La FWB devra économiser 230 millions en 2015

Cet été, on nous annoncait un effort de 130 à 140 millions d’euros en 2015… et autant en 2016. Le ministre-président Rudy Demotte confirmait même que cet effort serait très certainement récurent. En clair, le gouvernement ne se contenterait pas d’un « one-shot » mais chercherait à prendre des mesures d’économies structurelles.
100 millions d’euros supplémentaires

Voilà qu’il nous revient que les économies seront probablement plus importantes que prévu : de l’ordre de 230 millions, au minimum. Une somme qu’il faudra dégager du budget global dévolu au gouvernement de la Fédération Wallonie-Bruxelles (FWB) : un peu moins de 10 milliards d’euros… dont 7 milliards d’euros consacrés aux écoles et à leur fonctionnement. Les frais de personnel? Ils représentent approximativement 87% de cette enveloppe. Autant le dire : les enseignants commencent à avoir les miquettes…

La révision à la baisse des perspectives de croissance explique en partie cette mauvaise nouvelle. La Communauté française joue la prudence… Mais cela veut dire que les écoles devront passer à la caisse. La Ministre Milquet assure pourtant qu’on ne touchera ni aux salaires, ni aux congés de maladie, ni aux emplois existants. Pour le reste, l’imagination est au pouvoir… Le cabinet parle de « pistes pelliculaires »… Mais encore? Citons la non-indexation des dotations de fonctionnement (elles sont gelées depuis un an déjà) qui aura des répercussions sur les conditions de travail du personnel ouvrier, par exemple. Si demain ce personnel n’a plus de matériel d’entretien ou que les profs travaillent dans des classes mal chauffées et mal entretenues (les frais de mazout augmentent, eux, chaque année), c’est le confort des enseignants (et de leurs élèves, forcément) qui sera sacrifié.
On touchera à l’emploi des temporaires

L’engagement des conseillers en prévention sera aussi reporté. On supprimera le supplément de salaire à 57-58 ans qui devait décourager nos collègues à faire valoir leur droit à la prépension. On mettra fin aux DPPR (sur ce dossier, le gouvernement attend de voir ce que le fédéral envisage en matière de réforme des retraites). Et, enfin, on supprimera certaines options peu fréquentées ou faisant « doublon » avec celles d’une autre école située à proximité.

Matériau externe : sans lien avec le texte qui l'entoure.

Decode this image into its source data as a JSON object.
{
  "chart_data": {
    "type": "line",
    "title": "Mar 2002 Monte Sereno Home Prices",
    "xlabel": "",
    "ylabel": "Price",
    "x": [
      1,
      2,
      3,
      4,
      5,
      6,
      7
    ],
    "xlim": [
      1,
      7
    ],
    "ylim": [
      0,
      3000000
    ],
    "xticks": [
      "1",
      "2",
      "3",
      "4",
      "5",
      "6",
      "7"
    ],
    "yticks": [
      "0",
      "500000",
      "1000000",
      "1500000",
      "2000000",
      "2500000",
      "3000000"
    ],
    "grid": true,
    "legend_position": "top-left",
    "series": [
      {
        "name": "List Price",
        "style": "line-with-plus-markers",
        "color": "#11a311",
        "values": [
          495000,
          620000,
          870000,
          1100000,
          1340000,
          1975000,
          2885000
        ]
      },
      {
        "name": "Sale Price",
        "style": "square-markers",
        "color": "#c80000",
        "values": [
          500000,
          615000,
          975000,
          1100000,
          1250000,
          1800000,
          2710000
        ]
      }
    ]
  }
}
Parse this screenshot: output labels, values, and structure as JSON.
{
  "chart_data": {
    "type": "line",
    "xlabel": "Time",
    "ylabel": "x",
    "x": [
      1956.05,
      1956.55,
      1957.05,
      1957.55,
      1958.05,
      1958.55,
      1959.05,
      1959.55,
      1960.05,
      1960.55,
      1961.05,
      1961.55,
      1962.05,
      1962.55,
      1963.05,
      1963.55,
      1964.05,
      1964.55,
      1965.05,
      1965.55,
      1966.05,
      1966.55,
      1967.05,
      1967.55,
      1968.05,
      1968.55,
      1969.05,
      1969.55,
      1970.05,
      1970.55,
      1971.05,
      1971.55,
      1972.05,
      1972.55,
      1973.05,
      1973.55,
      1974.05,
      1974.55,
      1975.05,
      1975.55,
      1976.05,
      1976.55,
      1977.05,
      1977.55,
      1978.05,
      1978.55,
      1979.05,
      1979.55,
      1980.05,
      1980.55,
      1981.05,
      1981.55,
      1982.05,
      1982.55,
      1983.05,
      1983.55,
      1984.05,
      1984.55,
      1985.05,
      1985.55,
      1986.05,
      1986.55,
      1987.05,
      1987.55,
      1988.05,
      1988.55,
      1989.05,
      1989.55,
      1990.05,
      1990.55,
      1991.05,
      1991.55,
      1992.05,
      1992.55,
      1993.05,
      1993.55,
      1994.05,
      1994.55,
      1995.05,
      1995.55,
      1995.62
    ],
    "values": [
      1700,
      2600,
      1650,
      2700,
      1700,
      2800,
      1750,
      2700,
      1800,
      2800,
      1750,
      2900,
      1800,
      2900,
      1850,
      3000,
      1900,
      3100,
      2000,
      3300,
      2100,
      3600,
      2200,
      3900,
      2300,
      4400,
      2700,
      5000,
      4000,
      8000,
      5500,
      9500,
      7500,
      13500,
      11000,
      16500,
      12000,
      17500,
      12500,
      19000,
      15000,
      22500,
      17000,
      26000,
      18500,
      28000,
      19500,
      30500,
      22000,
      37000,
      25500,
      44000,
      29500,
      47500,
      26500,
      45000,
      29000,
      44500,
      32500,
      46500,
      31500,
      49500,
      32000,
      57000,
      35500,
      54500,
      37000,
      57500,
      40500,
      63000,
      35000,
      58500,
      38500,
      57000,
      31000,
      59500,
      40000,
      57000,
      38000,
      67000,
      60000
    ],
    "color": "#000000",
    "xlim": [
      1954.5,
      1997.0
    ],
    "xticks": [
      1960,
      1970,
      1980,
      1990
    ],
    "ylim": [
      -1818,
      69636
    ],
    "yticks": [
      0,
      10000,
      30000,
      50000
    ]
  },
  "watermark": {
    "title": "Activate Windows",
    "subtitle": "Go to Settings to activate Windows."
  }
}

Du côté des syndicats, on attend impatiemment que l’exécutif présente son budget. Et on veut déjà tirer la sonnette d’alarme. Dans un communiqué la CSC s’inquiète : « La déclaration de politique communautaire prévoit différentes mesures qui suscitent de vives inquiétudes chez nos affiliés et pourraient avoir des conséquences graves en matière d’emploi : transformer progressivement l’actuel 3e degré professionnel en un enseignement en alternance ou réviser l’offre d’options dans les filières techniques et professionnelles pour ne plus faire de distinction de filière. »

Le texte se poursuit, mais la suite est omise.